И долго так сидела она, а слезы то утихали, то будто накатывались волной за подступающей из глубины вспышкой жгучей обиды.
АКТИВНАЯ ЗОНА
В огромном реакторном зале атомной электростанции было светло. Под фермами перекрытия, выкрашенного в белый цвет, сияли большие зеркальные лампы.
Изредка постреливая расплавленным металлом, шипела дуга сварочного полуавтомата, варившего нержавеющую облицовку пола. В воздухе отдавались эхом резкие звуки металлических ударов: молотком отбивали застывший шлак.

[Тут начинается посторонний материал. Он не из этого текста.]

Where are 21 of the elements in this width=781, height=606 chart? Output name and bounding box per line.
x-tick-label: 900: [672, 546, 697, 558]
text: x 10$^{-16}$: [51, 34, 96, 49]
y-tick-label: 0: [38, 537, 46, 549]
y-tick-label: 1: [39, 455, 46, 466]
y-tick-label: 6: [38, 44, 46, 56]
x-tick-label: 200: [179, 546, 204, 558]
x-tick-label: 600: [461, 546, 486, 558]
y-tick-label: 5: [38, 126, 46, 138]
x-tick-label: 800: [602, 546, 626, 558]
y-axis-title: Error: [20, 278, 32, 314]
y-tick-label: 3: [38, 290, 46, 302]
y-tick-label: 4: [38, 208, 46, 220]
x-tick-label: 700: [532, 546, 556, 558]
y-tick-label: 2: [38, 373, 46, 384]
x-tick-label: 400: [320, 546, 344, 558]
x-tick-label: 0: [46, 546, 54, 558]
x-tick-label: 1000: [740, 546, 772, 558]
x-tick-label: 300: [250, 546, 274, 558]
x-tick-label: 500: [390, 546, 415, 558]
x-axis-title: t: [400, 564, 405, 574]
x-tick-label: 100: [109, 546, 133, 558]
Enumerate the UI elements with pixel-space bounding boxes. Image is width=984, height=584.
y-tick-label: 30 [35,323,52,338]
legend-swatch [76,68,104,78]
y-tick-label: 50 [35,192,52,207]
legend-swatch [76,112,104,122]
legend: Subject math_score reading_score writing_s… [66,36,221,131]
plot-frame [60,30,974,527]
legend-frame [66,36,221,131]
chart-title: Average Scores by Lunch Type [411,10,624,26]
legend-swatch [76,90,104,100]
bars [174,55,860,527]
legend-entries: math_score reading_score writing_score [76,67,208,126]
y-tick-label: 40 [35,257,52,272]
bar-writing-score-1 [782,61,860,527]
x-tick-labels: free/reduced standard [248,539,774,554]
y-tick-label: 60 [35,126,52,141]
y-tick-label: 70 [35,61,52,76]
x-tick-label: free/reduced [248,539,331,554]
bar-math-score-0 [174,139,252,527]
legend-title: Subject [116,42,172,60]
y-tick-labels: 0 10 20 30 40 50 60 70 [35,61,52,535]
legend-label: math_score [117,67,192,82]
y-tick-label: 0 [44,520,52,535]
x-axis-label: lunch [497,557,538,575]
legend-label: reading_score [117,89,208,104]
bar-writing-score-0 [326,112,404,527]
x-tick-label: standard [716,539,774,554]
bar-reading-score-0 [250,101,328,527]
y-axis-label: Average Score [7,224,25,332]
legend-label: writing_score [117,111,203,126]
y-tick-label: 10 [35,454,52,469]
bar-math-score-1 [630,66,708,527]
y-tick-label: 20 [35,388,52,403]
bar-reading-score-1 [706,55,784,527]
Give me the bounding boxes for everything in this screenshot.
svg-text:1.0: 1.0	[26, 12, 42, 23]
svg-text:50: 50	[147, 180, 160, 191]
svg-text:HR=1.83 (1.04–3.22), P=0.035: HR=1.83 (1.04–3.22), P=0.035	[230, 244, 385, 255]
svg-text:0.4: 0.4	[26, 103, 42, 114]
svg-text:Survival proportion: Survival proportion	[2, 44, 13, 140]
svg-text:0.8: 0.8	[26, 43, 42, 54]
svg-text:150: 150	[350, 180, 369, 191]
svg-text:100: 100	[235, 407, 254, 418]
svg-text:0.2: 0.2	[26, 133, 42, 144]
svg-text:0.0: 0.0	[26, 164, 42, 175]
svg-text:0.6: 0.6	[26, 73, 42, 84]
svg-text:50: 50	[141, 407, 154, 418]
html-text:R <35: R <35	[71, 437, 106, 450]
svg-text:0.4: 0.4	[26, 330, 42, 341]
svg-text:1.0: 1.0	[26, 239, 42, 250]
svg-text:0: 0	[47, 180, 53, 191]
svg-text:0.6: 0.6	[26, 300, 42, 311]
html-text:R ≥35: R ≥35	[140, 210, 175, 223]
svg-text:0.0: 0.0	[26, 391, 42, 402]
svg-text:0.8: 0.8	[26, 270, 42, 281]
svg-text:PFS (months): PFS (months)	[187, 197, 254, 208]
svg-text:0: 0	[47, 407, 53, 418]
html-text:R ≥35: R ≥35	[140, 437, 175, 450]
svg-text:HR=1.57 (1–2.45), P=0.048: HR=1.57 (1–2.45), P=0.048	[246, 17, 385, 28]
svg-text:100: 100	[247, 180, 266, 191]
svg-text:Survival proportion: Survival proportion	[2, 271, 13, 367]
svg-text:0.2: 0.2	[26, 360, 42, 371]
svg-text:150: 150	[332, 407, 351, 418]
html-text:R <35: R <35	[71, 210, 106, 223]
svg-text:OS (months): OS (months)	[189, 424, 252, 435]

Электростанция еще строилась, радиоактивности не было. Шла наладка. Предстояло собрать атомный реактор и произвести контрольные замеры. Два человека для этого спустятся внутрь реактора, крановщик закроет их тяжелой стальной крышкой, а люди изнутри сделают работу. Иначе не получалось.
Крановщик Милон Варыгин включил электродвигатели главного подъема. Мостовой кран нудно загудел. Вздрогнув на опорах и качнувшись из стороны в сторону, медленно пошла вверх стотонная крышка атомного реактора. Ее-то и нужно было установить на корпус, смонтированный в глубокой шахте.
С двадцатиметровой высоты крановщик внимательно вглядывался в облицованный нержавеющей сталью постамент, который на два метра возвышался над полом реакторного зала и продолговатым выступом пролегал от левой стены к центру. В постаменте-то и была шахта реактора, а глубоко внизу — корпус, который на светлом фоне нержавеющей облицовки зиял черной дырой.